What:
The Raft
Where:
Little Theatre, McGrath St, Napier
The Raft
Little Theatre, McGrath St, Napier
June 8 to June 18, 7.30pm. Tickets at iTicket.co.nz
Keith Russell
Napier Repertory Players' latest production, The Raft, is an intense and emotional story by award-winning New Zealand playwright Carl Nixon.
Directed by Cefyn Gauden and set over a stormy weekend in a West Coast bach, four family members are placed in a bubble and forced to confront issues that threaten to tear them apart while their relationships and secrets are bought to life.
Glenn Cook, as Mark, is consumed with grief over the drowning of his son and reacts with anger to both his wife and father. The audience will show empathy towards him but that is soon put to the test by his frequent cruelty to those who love him.

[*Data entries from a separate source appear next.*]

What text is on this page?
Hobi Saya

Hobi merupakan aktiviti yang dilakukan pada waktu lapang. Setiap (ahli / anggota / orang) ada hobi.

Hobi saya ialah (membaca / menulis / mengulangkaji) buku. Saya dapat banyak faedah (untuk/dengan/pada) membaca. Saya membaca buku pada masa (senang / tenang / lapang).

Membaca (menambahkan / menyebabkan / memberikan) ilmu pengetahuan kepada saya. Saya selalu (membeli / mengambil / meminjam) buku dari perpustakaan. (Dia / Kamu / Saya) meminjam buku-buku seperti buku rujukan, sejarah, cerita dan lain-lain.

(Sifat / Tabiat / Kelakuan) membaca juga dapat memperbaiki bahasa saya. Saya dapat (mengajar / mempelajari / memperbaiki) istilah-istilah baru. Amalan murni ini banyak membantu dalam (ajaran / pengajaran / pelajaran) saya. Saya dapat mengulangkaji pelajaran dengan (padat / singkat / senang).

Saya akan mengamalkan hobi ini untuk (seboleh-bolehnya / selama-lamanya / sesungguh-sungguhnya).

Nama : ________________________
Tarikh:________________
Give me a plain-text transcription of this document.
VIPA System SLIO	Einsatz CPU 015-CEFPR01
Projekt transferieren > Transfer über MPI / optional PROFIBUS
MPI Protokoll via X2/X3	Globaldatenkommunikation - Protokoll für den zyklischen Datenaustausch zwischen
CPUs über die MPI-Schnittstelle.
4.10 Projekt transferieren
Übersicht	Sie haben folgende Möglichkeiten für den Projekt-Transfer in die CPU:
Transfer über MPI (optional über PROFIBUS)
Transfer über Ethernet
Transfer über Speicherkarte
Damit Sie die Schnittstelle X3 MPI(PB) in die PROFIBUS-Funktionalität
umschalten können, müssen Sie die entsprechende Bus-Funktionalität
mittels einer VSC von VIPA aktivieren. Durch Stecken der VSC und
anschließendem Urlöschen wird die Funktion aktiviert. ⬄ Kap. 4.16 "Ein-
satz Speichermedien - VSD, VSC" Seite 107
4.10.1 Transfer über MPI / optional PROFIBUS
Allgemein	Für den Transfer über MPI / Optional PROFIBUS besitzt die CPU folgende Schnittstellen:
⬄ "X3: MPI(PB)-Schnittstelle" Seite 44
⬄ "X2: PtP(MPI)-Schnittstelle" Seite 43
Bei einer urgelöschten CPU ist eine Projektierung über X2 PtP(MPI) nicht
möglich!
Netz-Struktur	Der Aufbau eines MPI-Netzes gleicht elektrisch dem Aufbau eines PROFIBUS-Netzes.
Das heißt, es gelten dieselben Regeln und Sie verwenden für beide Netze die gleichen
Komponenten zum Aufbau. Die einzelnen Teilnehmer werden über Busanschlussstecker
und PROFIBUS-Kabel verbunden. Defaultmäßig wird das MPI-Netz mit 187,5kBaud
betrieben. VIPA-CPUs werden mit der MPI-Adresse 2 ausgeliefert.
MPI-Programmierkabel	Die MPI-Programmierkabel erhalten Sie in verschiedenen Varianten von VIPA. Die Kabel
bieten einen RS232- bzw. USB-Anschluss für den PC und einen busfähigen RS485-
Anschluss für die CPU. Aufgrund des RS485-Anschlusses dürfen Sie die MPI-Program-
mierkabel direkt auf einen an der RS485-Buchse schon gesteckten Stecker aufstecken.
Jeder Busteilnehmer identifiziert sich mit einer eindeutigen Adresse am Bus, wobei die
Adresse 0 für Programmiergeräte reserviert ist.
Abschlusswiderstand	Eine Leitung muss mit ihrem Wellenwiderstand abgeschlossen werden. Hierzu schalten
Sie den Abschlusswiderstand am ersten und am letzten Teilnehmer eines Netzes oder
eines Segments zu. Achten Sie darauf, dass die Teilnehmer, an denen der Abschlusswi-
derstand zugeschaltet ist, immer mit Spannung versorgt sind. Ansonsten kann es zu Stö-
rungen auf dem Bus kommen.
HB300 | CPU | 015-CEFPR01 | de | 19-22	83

Mark's wife Tonia, played by Natalie Sandbrook, tries to deal with her husband's grief and anger, watching as her marriage falls apart. Sandbrook is confident, and above all else believable, in her role. Tonia's patience wears thin but she shows courage as she makes a final attempt to save her marriage.
Mark's mother Shirley, played by Adrienne Hurley, tries to hold her family together and deal with her husband's disability. Hurley's stage presence and facial expressions all contribute to the believable role of matriarch to her family.
Playing Mark's father, Jack, Rob Dallas has to portray a man physically disabled by a stroke while trying to understand his son's anger and blame. Dallas gives a wonderful portrayal of speech impediments while at the same time maintaining clear diction. Jack's interaction with his son is as disturbing as it is engrossing - by the end of the second act I had warmed to the character and was pleased he was able to put his own demons to rest.
All actors gave standout performances and showed great timing. Gauden is no stranger to this kind of drama - his direction is tight and the moments of warmth nicely contrast with the seriousness of the themes.
Gauden's set includes a shabby, worn-out bach, while the lighting by Pete Hurley plunges us underwater, where childhood fears once existed. Sound by Jack Hulls introduces us to the supernatural - never has rainfall sounded more claustrophobic.
The title is a metaphor for not having any control and being pushed around by life's currents. What we see as one family's intense weekend will take you on an emotionally draining trip.